The Amy Ray Band has been added to the lineup of the 2019 Newport Folk Festival. They will perform on Friday, July 26, 2019 at Fort Adams State Park in Newport, RI.
A lot of artists defy categorization. Some do so because they are tirelessly searching for the place they fit, while others are constantly chasing trends. Some, though, are genuinely exploring and expressing their myriad influences. Amy Ray belongs in the latter group. Pulling from every direction — Patty Griffin to Patti Smith, Big Star to Bon Iver — Ray’s music might best be described as folk-rock, though even that would be a tough sell, depending on the song.
Ray’s musical beginnings trace back to her high school days in Atlanta, Georgia, when she and Emily Saliers formed the duo that would become the Indigo Girls. Their story started in 1981 with a basement tape called “Tuesday’s Children” and went on to include a deal with Epic Records in 1988, a Grammy in 1990, and nearly 20 albums over more than 30 years.
Rooted in shared passions for harmony and justice, the Indigo Girls have forged a career that combines artistry and activism to push against every boundary and box anyone tries to put them in. As activists, they have supported as many great causes as they can, from LGBTQ+ rights to voter registration, going so far as to co-found an environmental justice organization, Honor the Earth, with Winona LaDuke in 1993. As artists, they have dipped their toes into a similar multitude of waters — folk, rock, country, pop, and more — but the resulting releases are always pure Indigo.
Ray’s six solo sets — and three live albums — have charted even wider seas, from the political punk of 2001’s Stag to the feminist Americana of 2018’s Holler. Each effort seems to lean into her influences in different ways, whether it’s the Allman Brothers or the Carter Family. One album finds the Butchies on full blast, another features Alison Brown on bluegrass banjo.

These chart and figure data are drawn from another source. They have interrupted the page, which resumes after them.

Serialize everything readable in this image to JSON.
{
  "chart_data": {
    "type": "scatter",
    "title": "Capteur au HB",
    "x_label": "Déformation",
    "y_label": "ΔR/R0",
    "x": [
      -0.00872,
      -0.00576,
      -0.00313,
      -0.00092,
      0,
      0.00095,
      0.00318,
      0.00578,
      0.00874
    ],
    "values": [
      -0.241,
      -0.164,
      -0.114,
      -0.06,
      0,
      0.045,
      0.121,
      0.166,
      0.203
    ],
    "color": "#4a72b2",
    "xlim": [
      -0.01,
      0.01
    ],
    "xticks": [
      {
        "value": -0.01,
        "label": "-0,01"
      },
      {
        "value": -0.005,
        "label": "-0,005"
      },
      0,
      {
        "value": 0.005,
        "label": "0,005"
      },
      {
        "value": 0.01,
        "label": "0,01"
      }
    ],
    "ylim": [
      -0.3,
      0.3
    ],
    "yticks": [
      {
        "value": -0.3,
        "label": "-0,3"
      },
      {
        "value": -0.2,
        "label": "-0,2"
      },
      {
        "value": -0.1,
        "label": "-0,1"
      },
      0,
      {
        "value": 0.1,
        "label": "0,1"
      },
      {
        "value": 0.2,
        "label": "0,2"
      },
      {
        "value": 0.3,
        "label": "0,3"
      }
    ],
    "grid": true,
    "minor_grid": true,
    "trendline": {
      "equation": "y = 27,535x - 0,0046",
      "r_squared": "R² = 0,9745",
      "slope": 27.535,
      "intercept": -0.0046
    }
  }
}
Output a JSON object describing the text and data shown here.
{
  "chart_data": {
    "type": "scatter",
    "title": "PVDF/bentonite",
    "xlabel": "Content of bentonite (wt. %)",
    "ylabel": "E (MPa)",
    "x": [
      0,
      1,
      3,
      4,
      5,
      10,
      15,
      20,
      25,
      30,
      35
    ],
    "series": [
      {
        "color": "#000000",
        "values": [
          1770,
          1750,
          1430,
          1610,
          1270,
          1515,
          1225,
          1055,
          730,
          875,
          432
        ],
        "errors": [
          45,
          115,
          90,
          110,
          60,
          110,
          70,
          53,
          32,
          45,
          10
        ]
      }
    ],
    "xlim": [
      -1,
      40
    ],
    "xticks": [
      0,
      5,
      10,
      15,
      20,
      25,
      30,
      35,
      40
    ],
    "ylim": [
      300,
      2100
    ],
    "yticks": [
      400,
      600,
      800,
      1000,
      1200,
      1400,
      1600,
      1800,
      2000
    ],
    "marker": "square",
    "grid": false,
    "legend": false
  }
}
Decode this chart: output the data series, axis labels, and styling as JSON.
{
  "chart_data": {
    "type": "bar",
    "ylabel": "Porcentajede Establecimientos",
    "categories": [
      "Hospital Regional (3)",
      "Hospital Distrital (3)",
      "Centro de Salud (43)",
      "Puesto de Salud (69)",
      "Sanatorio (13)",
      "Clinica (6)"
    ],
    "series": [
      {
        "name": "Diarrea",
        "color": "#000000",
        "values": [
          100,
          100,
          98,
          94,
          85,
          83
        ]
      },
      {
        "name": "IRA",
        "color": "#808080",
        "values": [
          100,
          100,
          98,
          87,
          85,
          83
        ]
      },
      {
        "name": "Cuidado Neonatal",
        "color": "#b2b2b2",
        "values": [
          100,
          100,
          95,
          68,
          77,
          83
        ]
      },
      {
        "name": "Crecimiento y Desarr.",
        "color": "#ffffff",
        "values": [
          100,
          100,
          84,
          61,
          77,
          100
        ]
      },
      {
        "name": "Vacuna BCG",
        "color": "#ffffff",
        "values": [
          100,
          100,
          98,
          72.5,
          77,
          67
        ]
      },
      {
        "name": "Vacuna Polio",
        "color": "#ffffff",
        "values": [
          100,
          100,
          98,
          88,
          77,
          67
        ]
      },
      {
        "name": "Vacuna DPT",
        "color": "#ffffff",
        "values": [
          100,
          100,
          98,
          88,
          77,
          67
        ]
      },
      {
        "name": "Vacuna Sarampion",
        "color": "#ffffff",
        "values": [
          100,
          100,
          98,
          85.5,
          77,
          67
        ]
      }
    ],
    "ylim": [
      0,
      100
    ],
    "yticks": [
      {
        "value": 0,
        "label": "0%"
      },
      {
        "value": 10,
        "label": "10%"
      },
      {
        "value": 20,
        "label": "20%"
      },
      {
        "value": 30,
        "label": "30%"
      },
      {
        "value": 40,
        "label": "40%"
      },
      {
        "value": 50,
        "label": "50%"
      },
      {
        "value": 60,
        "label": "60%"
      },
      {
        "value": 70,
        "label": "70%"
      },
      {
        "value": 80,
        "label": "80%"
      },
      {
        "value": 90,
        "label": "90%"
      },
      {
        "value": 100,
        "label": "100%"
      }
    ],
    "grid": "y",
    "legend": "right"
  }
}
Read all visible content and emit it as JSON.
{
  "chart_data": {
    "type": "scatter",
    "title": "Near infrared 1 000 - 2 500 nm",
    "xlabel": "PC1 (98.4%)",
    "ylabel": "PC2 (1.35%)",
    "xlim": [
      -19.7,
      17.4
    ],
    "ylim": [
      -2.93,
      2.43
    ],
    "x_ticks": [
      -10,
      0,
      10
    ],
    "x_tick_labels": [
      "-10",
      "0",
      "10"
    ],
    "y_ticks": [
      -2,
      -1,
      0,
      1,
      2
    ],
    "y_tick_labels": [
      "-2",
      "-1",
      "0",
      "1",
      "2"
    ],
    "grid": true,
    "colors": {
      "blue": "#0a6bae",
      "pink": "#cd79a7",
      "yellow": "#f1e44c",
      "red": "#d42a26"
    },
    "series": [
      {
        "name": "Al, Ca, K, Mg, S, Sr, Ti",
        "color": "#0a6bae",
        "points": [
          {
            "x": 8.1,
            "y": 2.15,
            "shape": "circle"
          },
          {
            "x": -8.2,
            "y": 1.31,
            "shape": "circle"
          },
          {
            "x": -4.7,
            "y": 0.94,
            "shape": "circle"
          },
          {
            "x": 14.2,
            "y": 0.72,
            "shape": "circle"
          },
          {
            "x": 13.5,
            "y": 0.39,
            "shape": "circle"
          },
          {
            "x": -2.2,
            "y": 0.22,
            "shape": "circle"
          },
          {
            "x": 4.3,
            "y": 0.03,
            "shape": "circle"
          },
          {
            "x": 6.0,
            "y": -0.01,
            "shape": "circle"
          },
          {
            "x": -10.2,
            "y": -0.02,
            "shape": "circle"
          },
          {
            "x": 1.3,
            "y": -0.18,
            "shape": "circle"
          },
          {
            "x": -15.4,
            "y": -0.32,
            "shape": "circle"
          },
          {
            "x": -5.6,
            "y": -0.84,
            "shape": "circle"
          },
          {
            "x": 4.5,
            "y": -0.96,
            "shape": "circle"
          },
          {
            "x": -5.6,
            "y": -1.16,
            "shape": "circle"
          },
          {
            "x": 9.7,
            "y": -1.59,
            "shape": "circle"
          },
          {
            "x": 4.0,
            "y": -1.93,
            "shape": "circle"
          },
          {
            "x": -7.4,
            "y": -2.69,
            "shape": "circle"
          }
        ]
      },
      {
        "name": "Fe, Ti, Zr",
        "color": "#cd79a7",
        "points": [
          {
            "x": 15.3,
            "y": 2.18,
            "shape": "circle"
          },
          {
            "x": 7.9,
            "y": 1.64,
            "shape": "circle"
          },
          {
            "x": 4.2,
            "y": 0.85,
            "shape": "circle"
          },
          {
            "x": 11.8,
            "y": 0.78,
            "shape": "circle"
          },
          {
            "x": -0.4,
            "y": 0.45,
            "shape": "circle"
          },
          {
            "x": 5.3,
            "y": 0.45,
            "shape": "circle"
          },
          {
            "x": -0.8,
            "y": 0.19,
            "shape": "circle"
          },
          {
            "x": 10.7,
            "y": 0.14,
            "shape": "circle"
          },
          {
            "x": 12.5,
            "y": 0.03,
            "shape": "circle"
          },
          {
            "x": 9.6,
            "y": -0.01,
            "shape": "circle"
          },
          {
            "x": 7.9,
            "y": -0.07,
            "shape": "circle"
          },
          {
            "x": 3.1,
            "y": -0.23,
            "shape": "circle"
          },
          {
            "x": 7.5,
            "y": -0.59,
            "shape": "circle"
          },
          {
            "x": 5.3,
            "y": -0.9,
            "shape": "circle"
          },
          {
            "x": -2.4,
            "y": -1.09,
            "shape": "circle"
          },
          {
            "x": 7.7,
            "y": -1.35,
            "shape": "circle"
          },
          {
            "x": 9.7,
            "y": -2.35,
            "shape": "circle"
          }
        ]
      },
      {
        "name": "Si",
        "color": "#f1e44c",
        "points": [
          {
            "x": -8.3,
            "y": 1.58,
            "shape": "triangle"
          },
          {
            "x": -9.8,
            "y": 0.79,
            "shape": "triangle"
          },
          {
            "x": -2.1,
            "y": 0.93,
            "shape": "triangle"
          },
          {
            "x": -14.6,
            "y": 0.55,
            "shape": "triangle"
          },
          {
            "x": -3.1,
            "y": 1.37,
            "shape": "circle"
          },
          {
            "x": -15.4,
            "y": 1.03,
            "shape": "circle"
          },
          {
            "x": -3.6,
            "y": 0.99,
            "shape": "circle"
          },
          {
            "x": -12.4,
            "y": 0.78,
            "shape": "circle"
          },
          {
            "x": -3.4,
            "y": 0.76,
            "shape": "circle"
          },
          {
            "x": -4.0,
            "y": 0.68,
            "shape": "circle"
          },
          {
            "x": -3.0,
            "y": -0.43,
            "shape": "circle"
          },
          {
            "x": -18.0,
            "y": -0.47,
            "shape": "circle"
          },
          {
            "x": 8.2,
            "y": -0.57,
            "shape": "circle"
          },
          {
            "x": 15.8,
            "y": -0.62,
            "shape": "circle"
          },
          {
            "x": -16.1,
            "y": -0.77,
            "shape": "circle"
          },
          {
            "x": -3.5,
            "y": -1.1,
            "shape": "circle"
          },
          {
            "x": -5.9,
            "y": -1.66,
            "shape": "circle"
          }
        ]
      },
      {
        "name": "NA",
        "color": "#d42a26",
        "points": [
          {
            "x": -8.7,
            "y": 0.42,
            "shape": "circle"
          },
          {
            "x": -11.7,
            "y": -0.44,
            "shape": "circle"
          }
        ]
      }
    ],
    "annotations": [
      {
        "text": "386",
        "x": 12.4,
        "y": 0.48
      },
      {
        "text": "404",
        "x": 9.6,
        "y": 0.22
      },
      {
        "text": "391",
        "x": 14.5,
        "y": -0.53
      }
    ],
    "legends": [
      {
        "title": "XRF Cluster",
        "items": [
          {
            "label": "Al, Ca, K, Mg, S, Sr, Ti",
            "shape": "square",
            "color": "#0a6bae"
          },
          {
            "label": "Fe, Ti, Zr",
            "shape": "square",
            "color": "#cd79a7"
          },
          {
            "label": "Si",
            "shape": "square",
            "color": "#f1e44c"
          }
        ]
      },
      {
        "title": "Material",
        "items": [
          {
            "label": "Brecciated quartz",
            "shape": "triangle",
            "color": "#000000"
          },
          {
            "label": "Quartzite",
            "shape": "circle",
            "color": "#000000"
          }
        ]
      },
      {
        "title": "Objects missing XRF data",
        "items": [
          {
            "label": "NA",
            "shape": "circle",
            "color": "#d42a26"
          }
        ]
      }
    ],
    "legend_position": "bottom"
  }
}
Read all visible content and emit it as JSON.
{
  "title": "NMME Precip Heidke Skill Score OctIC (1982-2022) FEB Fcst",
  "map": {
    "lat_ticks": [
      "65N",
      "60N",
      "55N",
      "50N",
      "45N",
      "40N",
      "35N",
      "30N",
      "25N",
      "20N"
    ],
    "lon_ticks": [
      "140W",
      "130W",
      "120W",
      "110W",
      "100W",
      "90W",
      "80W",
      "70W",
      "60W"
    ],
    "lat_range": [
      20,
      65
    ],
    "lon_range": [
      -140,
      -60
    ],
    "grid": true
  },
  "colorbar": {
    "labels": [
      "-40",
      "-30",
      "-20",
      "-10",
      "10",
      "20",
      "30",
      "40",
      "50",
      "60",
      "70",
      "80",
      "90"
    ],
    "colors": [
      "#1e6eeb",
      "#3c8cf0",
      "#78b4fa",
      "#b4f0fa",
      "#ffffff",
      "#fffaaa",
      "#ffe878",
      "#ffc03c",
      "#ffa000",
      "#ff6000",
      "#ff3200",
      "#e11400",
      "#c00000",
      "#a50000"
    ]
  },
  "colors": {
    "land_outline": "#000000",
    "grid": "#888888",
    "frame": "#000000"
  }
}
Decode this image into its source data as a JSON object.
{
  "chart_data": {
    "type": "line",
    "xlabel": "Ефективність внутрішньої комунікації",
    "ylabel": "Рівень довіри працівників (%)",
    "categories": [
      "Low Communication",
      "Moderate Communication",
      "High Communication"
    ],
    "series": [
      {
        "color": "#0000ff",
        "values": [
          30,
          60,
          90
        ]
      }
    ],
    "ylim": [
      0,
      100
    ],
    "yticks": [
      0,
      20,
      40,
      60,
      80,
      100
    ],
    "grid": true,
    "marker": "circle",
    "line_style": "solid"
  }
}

Both Stag and its follow-up, Prom (2005), found Ray addressing societal woes, ranging from the dangers of homophobia to the machismo of rock & roll, all while channeling her inner Replacements into a Southern punk sound that she has called “subversiveness with a smile.” Ray softened her sonic stance a bit for her next two efforts, 2008’s Didn’t It Feel Kinder and 2012’s Lung of Love, both of which felt closer in tone to her work with Indigo Girls, confronting cultural issues alongside personal ones.
In retrospect, it’s easy to see how songs like Lung of Love’s “Bird in the Hand” and “The Rock Is My Foundation” served as signposts of what was to come next for Ray. With Goodnight Tender in 2014, she recorded in Asheville, North Carolina, and stepped squarely into the country music that has been a part of everything she’s done. But it’s not the kind of country heard on the radio; it’s the country music culled from folk, bluegrass, gospel, and Southern rock, going so far as to title a tune after Duane Allman.
For 2018’s Holler, Ray recorded, once again, with her Carolina country kin, adding horns and strings to all but split the musical distance between Kinder and Tender to create a soulful, country-tinged, gospel-infused Americana sound. More cohesively than her prior releases, Holler encompasses and imparts all the disparate aspects of Ray’s influences in a singular offering.
Ray’s vast artistic inspirations are matched only by the deep peer admiration that is reflected in her albums’ guest appearances, which have included Vince Gill, Brandi Carlile, Justin Vernon, Jim James, Derek Trucks, Susan Tedeschi, Phil Cook, and others. That kind of good will is something only built from a lifetime of good deeds and great music.
While she partnered with Compass Records to issue Holler, Ray’s home base is Daemon Records, the not-for-profit label she founded in 1990 to support grassroots artists, including Kristen Hall, Rose Polenzani, Girlyman, John Trudell, Gerard McHugh, the Rock-A-Teens, and others. With Daemon, as with everything, Ray aimed to give something back to the community from which she has gotten so much.
Solo or duo, with a band or an orchestra, together and apart, both Ray and Saliers pour themselves into every performance, and their audiences still soak up every ounce of that generosity, spilling their own hearts and souls out as they sing along to every song. Theirs isn’t a fanbase; it’s a family.